Emmeline winced in a way that made the lines around her eyes even deeper. “Alright. That's enough.” Her tone conveyed exhaustion rather than authority and Dana was struck by the difference between the woman before her and Courtenay himself, a difference made all the starker by slight the physical resemblance between the two. Emmeline shared her father's angular features, which no amount of femininity and grace could fully smoothen. She was not wholly unattractive, yet she wasn't beautiful, either. She had also lost weight, since Dana had seen first seen her in Rome. Her cheekbones were painfully obvious. Dana had always been very comfortable in her own skin, but everything about Emmeline, from her sallow complexion and messy ponytail to the generic house clothes she had on, made her pleasantly aware of her spotless good looks and the impeccable one-of-a-kind Chanel suit she was wearing.

“What do you want, Mrs. Moretti?” she asked confidently.

“To never set foot again in a world I spent thirteen years trying to escape. So go ahead and get me out of this,” Emmeline said, indicating the subpoena Dana still held. “And don't worry about me running to the other side to go on record about the things my father is capable of, if he thinks he can get way with them. Because believe me, of the two of us, I will be the happier one to see this over and done with.”

There was conviction in the woman's tone, but Dana still regarded her skeptically, trying to gauge whether she was telling the truth or not. She appeared to be, but appearances could be deceiving. “Are you sure you wouldn't be happier taking this opportunity for a little payback?”

“To you or to my father?”

“I assure you, what happened in Rome was nothing personal. I was just doing my job.”

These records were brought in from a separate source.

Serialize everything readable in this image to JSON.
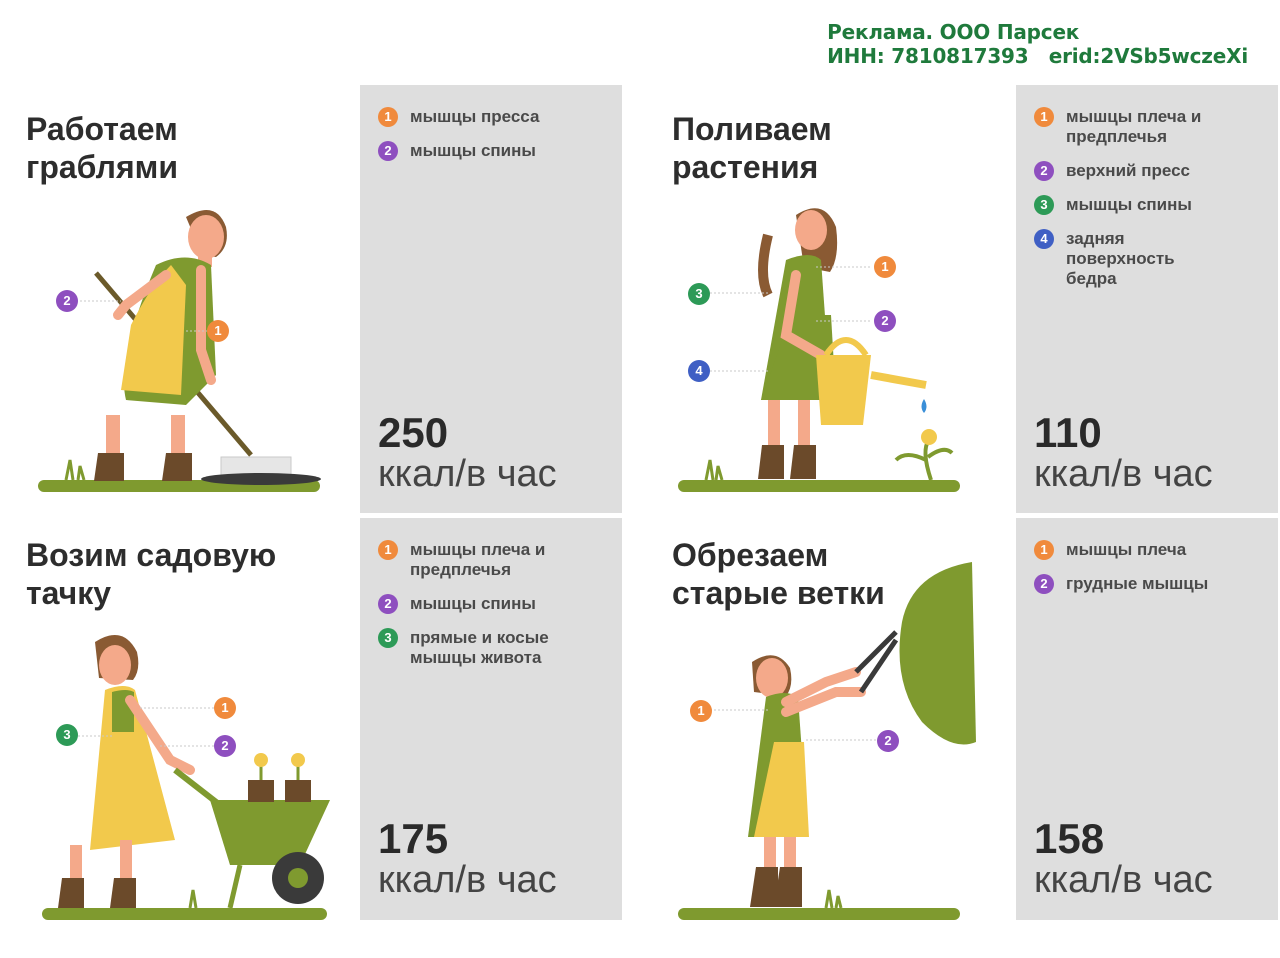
{
  "ad": {
    "line1": "Реклама. ООО Парсек",
    "line2": "ИНН: 7810817393   erid:2VSb5wczeXi"
  },
  "colors": {
    "badge1": "#f08a3c",
    "badge2": "#8e4fbf",
    "badge3": "#2d9a57",
    "badge4": "#3f5fc4",
    "panel": "#dedede",
    "dress": "#7f9a2f",
    "apron": "#f2c94c"
  },
  "cards": [
    {
      "title": "Работаем граблями",
      "muscles": [
        "мышцы пресса",
        "мышцы спины"
      ],
      "kcal": "250",
      "unit": "ккал/в час"
    },
    {
      "title": "Поливаем растения",
      "muscles": [
        "мышцы плеча и предплечья",
        "верхний пресс",
        "мышцы спины",
        "задняя поверхность бедра"
      ],
      "kcal": "110",
      "unit": "ккал/в час"
    },
    {
      "title": "Возим садовую тачку",
      "muscles": [
        "мышцы плеча и предплечья",
        "мышцы спины",
        "прямые и косые мышцы живота"
      ],
      "kcal": "175",
      "unit": "ккал/в час"
    },
    {
      "title": "Обрезаем старые ветки",
      "muscles": [
        "мышцы плеча",
        "грудные мышцы"
      ],
      "kcal": "158",
      "unit": "ккал/в час"
    }
  ],
  "badges": [
    "1",
    "2",
    "3",
    "4"
  ]
}
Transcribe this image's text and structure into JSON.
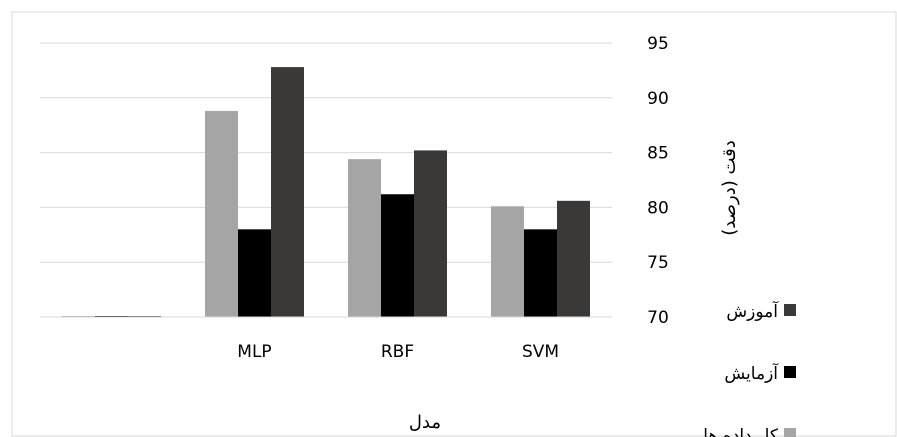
{
  "chart_data": {
    "type": "bar",
    "title": "",
    "xlabel": "مدل",
    "ylabel": "دقت (درصد)",
    "ylim": [
      70,
      95
    ],
    "yticks": [
      70,
      75,
      80,
      85,
      90,
      95
    ],
    "y_axis_position": "right",
    "grid": true,
    "legend_position": "right",
    "categories": [
      "",
      "MLP",
      "RBF",
      "SVM"
    ],
    "series": [
      {
        "name": "کل داده ها",
        "values": [
          70,
          88.8,
          84.4,
          80.1
        ],
        "color": "#a5a5a5"
      },
      {
        "name": "آزمایش",
        "values": [
          70,
          78.0,
          81.2,
          78.0
        ],
        "color": "#000000"
      },
      {
        "name": "آموزش",
        "values": [
          70,
          92.8,
          85.2,
          80.6
        ],
        "color": "#3a3938"
      }
    ],
    "legend_order": [
      "آموزش",
      "آزمایش",
      "کل داده ها"
    ],
    "colors": {
      "grid": "#d9d9d9",
      "frame": "#d9d9d9",
      "baseline": "#d9d9d9"
    }
  }
}
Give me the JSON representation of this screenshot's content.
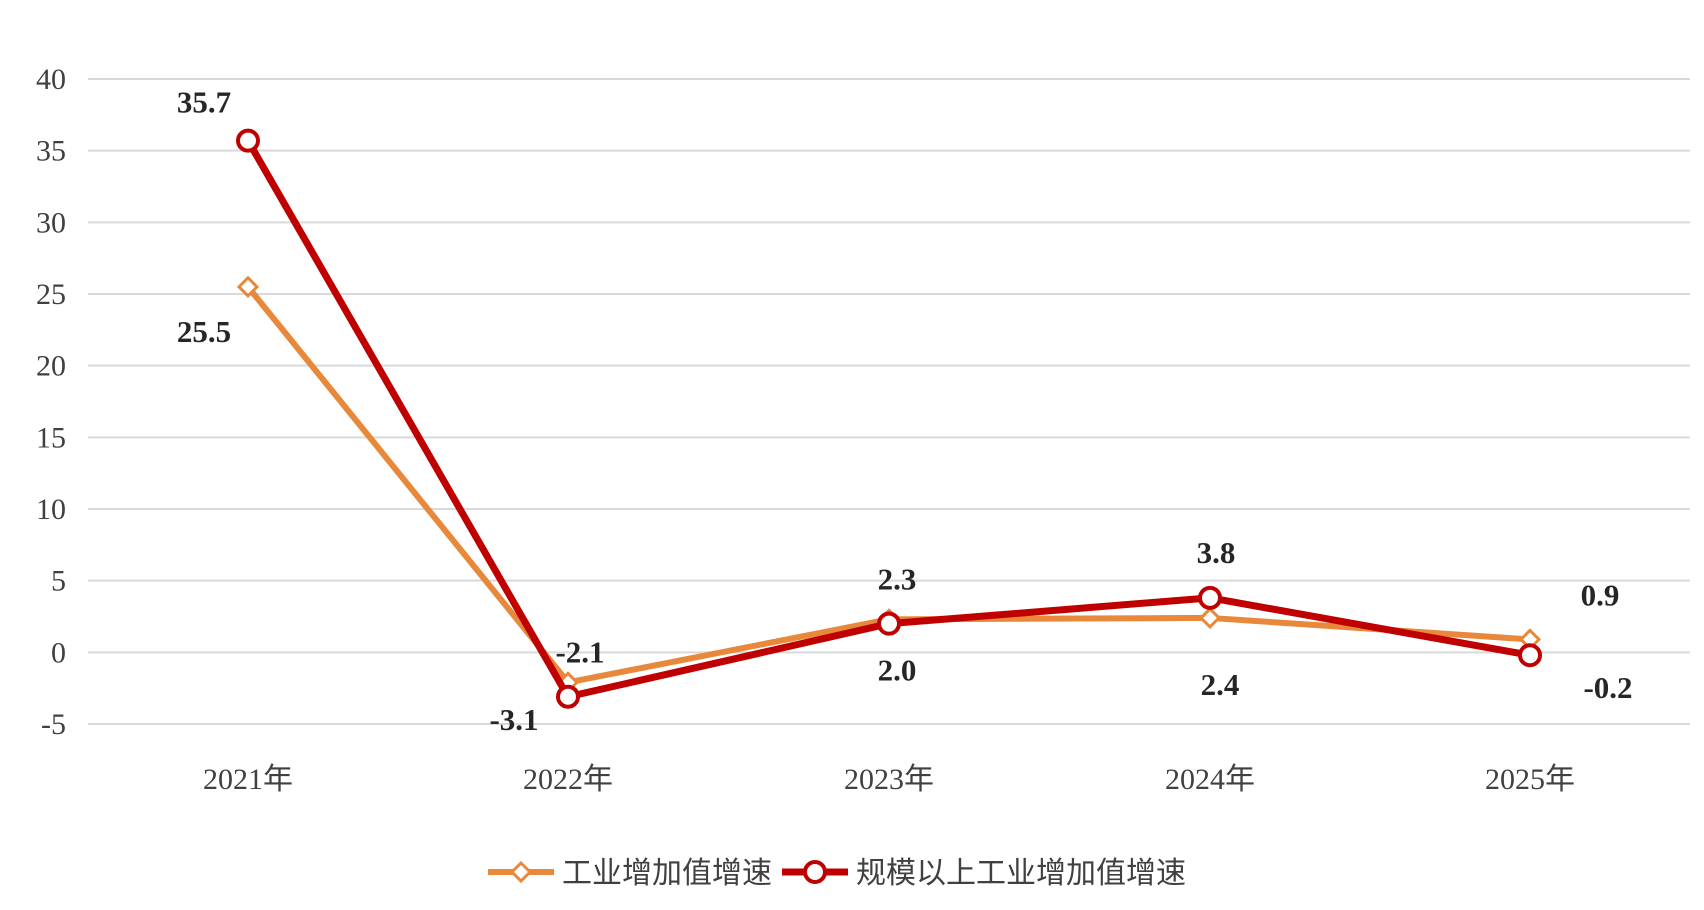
{
  "chart_data": {
    "type": "line",
    "title": "",
    "xlabel": "",
    "ylabel": "",
    "categories": [
      "2021年",
      "2022年",
      "2023年",
      "2024年",
      "2025年"
    ],
    "ylim": [
      -5,
      40
    ],
    "yticks": [
      "-5",
      "0",
      "5",
      "10",
      "15",
      "20",
      "25",
      "30",
      "35",
      "40"
    ],
    "grid": true,
    "legend_position": "bottom",
    "series": [
      {
        "name": "工业增加值增速",
        "values": [
          25.5,
          -2.1,
          2.3,
          2.4,
          0.9
        ],
        "labels": [
          "25.5",
          "-2.1",
          "2.3",
          "2.4",
          "0.9"
        ],
        "color": "#e8883a",
        "marker": "diamond"
      },
      {
        "name": "规模以上工业增加值增速",
        "values": [
          35.7,
          -3.1,
          2.0,
          3.8,
          -0.2
        ],
        "labels": [
          "35.7",
          "-3.1",
          "2.0",
          "3.8",
          "-0.2"
        ],
        "color": "#c00000",
        "marker": "circle"
      }
    ]
  }
}
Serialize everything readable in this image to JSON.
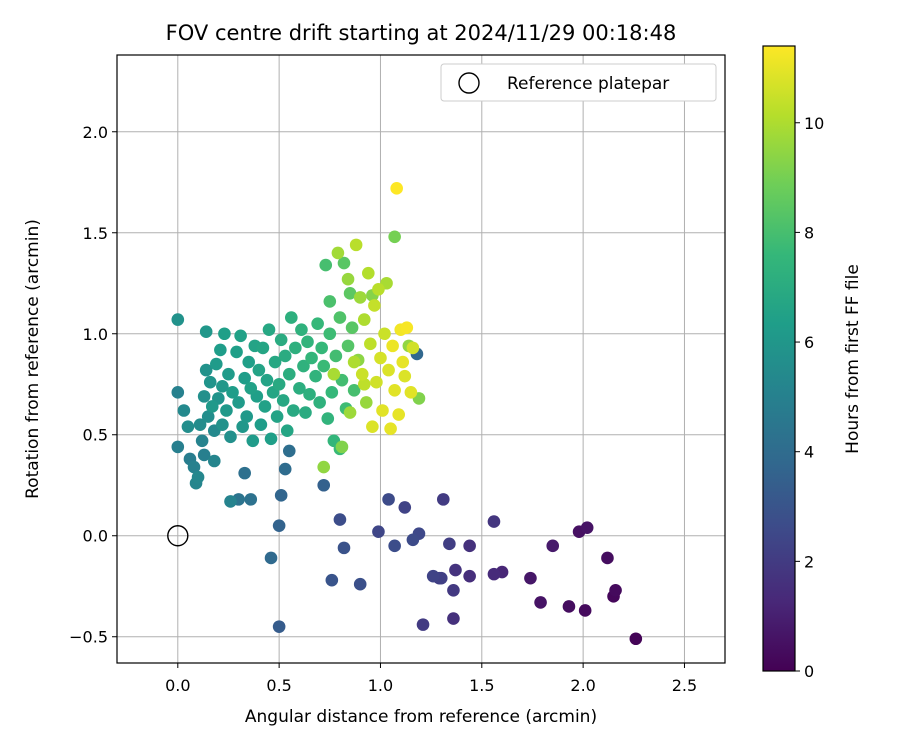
{
  "chart_data": {
    "type": "scatter",
    "title": "FOV centre drift starting at 2024/11/29 00:18:48",
    "xlabel": "Angular distance from reference (arcmin)",
    "ylabel": "Rotation from reference (arcmin)",
    "xlim": [
      -0.3,
      2.7
    ],
    "ylim": [
      -0.63,
      2.38
    ],
    "xticks": [
      "0.0",
      "0.5",
      "1.0",
      "1.5",
      "2.0",
      "2.5"
    ],
    "yticks": [
      "−0.5",
      "0.0",
      "0.5",
      "1.0",
      "1.5",
      "2.0"
    ],
    "grid": true,
    "legend": {
      "position": "top-right",
      "entries": [
        "Reference platepar"
      ]
    },
    "reference_point": {
      "x": 0.0,
      "y": 0.0,
      "label": "Reference platepar"
    },
    "colorbar": {
      "label": "Hours from first FF file",
      "range": [
        0,
        11.4
      ],
      "ticks": [
        "0",
        "2",
        "4",
        "6",
        "8",
        "10"
      ],
      "colormap": "viridis"
    },
    "colormap_stops": [
      "#440154",
      "#482878",
      "#3e4989",
      "#31688e",
      "#26828e",
      "#1f9e89",
      "#35b779",
      "#6ece58",
      "#b5de2b",
      "#fde725"
    ],
    "series": [
      {
        "points": [
          [
            2.26,
            -0.51,
            0.1
          ],
          [
            2.01,
            -0.37,
            0.3
          ],
          [
            1.93,
            -0.35,
            0.4
          ],
          [
            2.15,
            -0.3,
            0.2
          ],
          [
            2.16,
            -0.27,
            0.3
          ],
          [
            1.79,
            -0.33,
            0.6
          ],
          [
            1.74,
            -0.21,
            0.7
          ],
          [
            2.12,
            -0.11,
            0.4
          ],
          [
            1.98,
            0.02,
            0.5
          ],
          [
            2.02,
            0.04,
            0.6
          ],
          [
            1.85,
            -0.05,
            0.8
          ],
          [
            1.6,
            -0.18,
            1.2
          ],
          [
            1.56,
            -0.19,
            1.4
          ],
          [
            1.56,
            0.07,
            1.8
          ],
          [
            1.44,
            -0.05,
            1.6
          ],
          [
            1.44,
            -0.2,
            1.5
          ],
          [
            1.37,
            -0.17,
            1.7
          ],
          [
            1.36,
            -0.41,
            1.6
          ],
          [
            1.36,
            -0.27,
            1.9
          ],
          [
            1.34,
            -0.04,
            2.1
          ],
          [
            1.31,
            0.18,
            2.0
          ],
          [
            1.3,
            -0.21,
            2.2
          ],
          [
            1.29,
            -0.21,
            2.1
          ],
          [
            1.26,
            -0.2,
            2.3
          ],
          [
            1.21,
            -0.44,
            2.0
          ],
          [
            1.19,
            0.01,
            2.5
          ],
          [
            1.16,
            -0.02,
            2.6
          ],
          [
            1.12,
            0.14,
            2.3
          ],
          [
            1.07,
            -0.05,
            2.7
          ],
          [
            1.04,
            0.18,
            2.6
          ],
          [
            0.99,
            0.02,
            2.4
          ],
          [
            0.9,
            -0.24,
            2.8
          ],
          [
            0.82,
            -0.06,
            2.9
          ],
          [
            0.8,
            0.08,
            2.7
          ],
          [
            0.76,
            -0.22,
            3.0
          ],
          [
            0.72,
            0.25,
            3.5
          ],
          [
            0.5,
            -0.45,
            3.3
          ],
          [
            0.5,
            0.05,
            3.6
          ],
          [
            0.51,
            0.2,
            3.7
          ],
          [
            0.46,
            -0.11,
            3.9
          ],
          [
            0.53,
            0.33,
            4.0
          ],
          [
            0.55,
            0.42,
            4.1
          ],
          [
            0.33,
            0.31,
            4.2
          ],
          [
            0.36,
            0.18,
            4.3
          ],
          [
            0.3,
            0.18,
            4.4
          ],
          [
            1.18,
            0.9,
            3.8
          ],
          [
            0.0,
            1.07,
            5.8
          ],
          [
            0.0,
            0.71,
            5.0
          ],
          [
            0.0,
            0.44,
            4.9
          ],
          [
            0.03,
            0.62,
            5.4
          ],
          [
            0.05,
            0.54,
            5.6
          ],
          [
            0.06,
            0.38,
            4.8
          ],
          [
            0.08,
            0.34,
            5.0
          ],
          [
            0.09,
            0.26,
            5.2
          ],
          [
            0.1,
            0.29,
            5.3
          ],
          [
            0.11,
            0.55,
            5.5
          ],
          [
            0.12,
            0.47,
            5.1
          ],
          [
            0.13,
            0.69,
            5.7
          ],
          [
            0.13,
            0.4,
            4.9
          ],
          [
            0.14,
            0.82,
            5.8
          ],
          [
            0.14,
            1.01,
            6.0
          ],
          [
            0.15,
            0.59,
            5.6
          ],
          [
            0.16,
            0.76,
            5.9
          ],
          [
            0.17,
            0.64,
            6.1
          ],
          [
            0.18,
            0.52,
            5.4
          ],
          [
            0.18,
            0.37,
            5.2
          ],
          [
            0.19,
            0.85,
            6.2
          ],
          [
            0.2,
            0.68,
            5.9
          ],
          [
            0.21,
            0.92,
            6.3
          ],
          [
            0.22,
            0.74,
            6.0
          ],
          [
            0.22,
            0.55,
            5.8
          ],
          [
            0.23,
            1.0,
            6.4
          ],
          [
            0.24,
            0.62,
            6.1
          ],
          [
            0.25,
            0.8,
            6.2
          ],
          [
            0.26,
            0.49,
            5.7
          ],
          [
            0.26,
            0.17,
            5.1
          ],
          [
            0.27,
            0.71,
            6.3
          ],
          [
            0.29,
            0.91,
            6.4
          ],
          [
            0.3,
            0.66,
            6.2
          ],
          [
            0.31,
            0.99,
            6.5
          ],
          [
            0.32,
            0.54,
            6.0
          ],
          [
            0.33,
            0.78,
            6.3
          ],
          [
            0.34,
            0.59,
            6.1
          ],
          [
            0.35,
            0.86,
            6.4
          ],
          [
            0.36,
            0.73,
            6.5
          ],
          [
            0.37,
            0.47,
            6.2
          ],
          [
            0.38,
            0.94,
            6.6
          ],
          [
            0.39,
            0.69,
            6.4
          ],
          [
            0.4,
            0.82,
            6.6
          ],
          [
            0.41,
            0.55,
            6.3
          ],
          [
            0.42,
            0.93,
            6.7
          ],
          [
            0.43,
            0.64,
            6.5
          ],
          [
            0.44,
            0.77,
            6.6
          ],
          [
            0.45,
            1.02,
            6.8
          ],
          [
            0.46,
            0.48,
            6.4
          ],
          [
            0.47,
            0.71,
            6.7
          ],
          [
            0.48,
            0.86,
            6.8
          ],
          [
            0.49,
            0.59,
            6.6
          ],
          [
            0.5,
            0.75,
            6.9
          ],
          [
            0.51,
            0.97,
            7.0
          ],
          [
            0.52,
            0.67,
            6.8
          ],
          [
            0.53,
            0.89,
            7.0
          ],
          [
            0.54,
            0.52,
            6.7
          ],
          [
            0.55,
            0.8,
            7.1
          ],
          [
            0.56,
            1.08,
            7.2
          ],
          [
            0.57,
            0.62,
            6.9
          ],
          [
            0.58,
            0.93,
            7.2
          ],
          [
            0.6,
            0.73,
            7.1
          ],
          [
            0.61,
            1.02,
            7.3
          ],
          [
            0.62,
            0.84,
            7.3
          ],
          [
            0.63,
            0.61,
            7.0
          ],
          [
            0.64,
            0.96,
            7.4
          ],
          [
            0.65,
            0.7,
            7.2
          ],
          [
            0.66,
            0.88,
            7.5
          ],
          [
            0.68,
            0.79,
            7.4
          ],
          [
            0.69,
            1.05,
            7.6
          ],
          [
            0.7,
            0.66,
            7.3
          ],
          [
            0.71,
            0.93,
            7.6
          ],
          [
            0.72,
            0.84,
            7.7
          ],
          [
            0.73,
            1.34,
            8.0
          ],
          [
            0.74,
            0.58,
            7.4
          ],
          [
            0.75,
            1.0,
            7.8
          ],
          [
            0.75,
            1.16,
            8.1
          ],
          [
            0.76,
            0.71,
            7.6
          ],
          [
            0.77,
            0.47,
            7.5
          ],
          [
            0.78,
            0.89,
            7.9
          ],
          [
            0.8,
            0.43,
            7.7
          ],
          [
            0.8,
            1.08,
            8.2
          ],
          [
            0.81,
            0.77,
            7.9
          ],
          [
            0.82,
            1.35,
            8.4
          ],
          [
            0.83,
            0.63,
            7.8
          ],
          [
            0.84,
            0.94,
            8.3
          ],
          [
            0.85,
            1.2,
            8.5
          ],
          [
            0.86,
            1.03,
            8.4
          ],
          [
            0.87,
            0.72,
            8.0
          ],
          [
            0.72,
            0.34,
            9.5
          ],
          [
            0.81,
            0.44,
            9.2
          ],
          [
            0.88,
            1.44,
            10.2
          ],
          [
            0.79,
            1.4,
            9.8
          ],
          [
            0.84,
            1.27,
            9.6
          ],
          [
            0.89,
            0.87,
            9.4
          ],
          [
            0.9,
            1.18,
            9.7
          ],
          [
            0.91,
            0.8,
            10.5
          ],
          [
            0.92,
            1.07,
            10.0
          ],
          [
            0.93,
            0.66,
            9.6
          ],
          [
            0.94,
            1.3,
            10.1
          ],
          [
            0.95,
            0.95,
            10.3
          ],
          [
            0.96,
            0.54,
            10.8
          ],
          [
            0.97,
            1.14,
            10.4
          ],
          [
            0.98,
            0.76,
            10.6
          ],
          [
            0.99,
            1.22,
            10.2
          ],
          [
            1.0,
            0.88,
            10.7
          ],
          [
            1.01,
            0.62,
            10.9
          ],
          [
            1.02,
            1.0,
            10.5
          ],
          [
            1.03,
            1.25,
            9.9
          ],
          [
            1.04,
            0.82,
            10.8
          ],
          [
            1.05,
            0.53,
            11.0
          ],
          [
            1.06,
            0.94,
            11.1
          ],
          [
            1.07,
            0.72,
            10.9
          ],
          [
            1.08,
            1.72,
            11.4
          ],
          [
            1.09,
            0.6,
            11.0
          ],
          [
            1.1,
            1.02,
            11.2
          ],
          [
            1.11,
            0.86,
            11.0
          ],
          [
            1.12,
            0.79,
            10.8
          ],
          [
            1.13,
            1.03,
            11.3
          ],
          [
            1.15,
            0.71,
            10.9
          ],
          [
            1.16,
            0.93,
            10.6
          ],
          [
            1.07,
            1.48,
            9.0
          ],
          [
            1.19,
            0.68,
            9.2
          ],
          [
            1.14,
            0.94,
            9.5
          ],
          [
            0.87,
            0.86,
            10.0
          ],
          [
            0.85,
            0.61,
            9.7
          ],
          [
            0.77,
            0.8,
            9.9
          ],
          [
            0.96,
            1.19,
            9.3
          ],
          [
            0.92,
            0.75,
            10.3
          ]
        ]
      }
    ]
  }
}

Emmeline sighed. “I wish I hadn't known that to be true. And to answer your question, no, I'm not interested into revenge myself against my father, either. All I want is to be left alone.”

That had an almost absolute ring of truth. Dana shifted in her uncomfortable chair and smiled again. “Then I'll make sure this lawsuit will never bother you again.”

Her host raised an eyebrow at her. “But if you fail in that, you should know I don't lie under oath.”

Dana stood up, relieved to be out of that infernal chair. “I don't fail,” she stated matter-of-factually.

Not unless she went against Harvey Specter, but Mrs. Moretti didn't have to know that.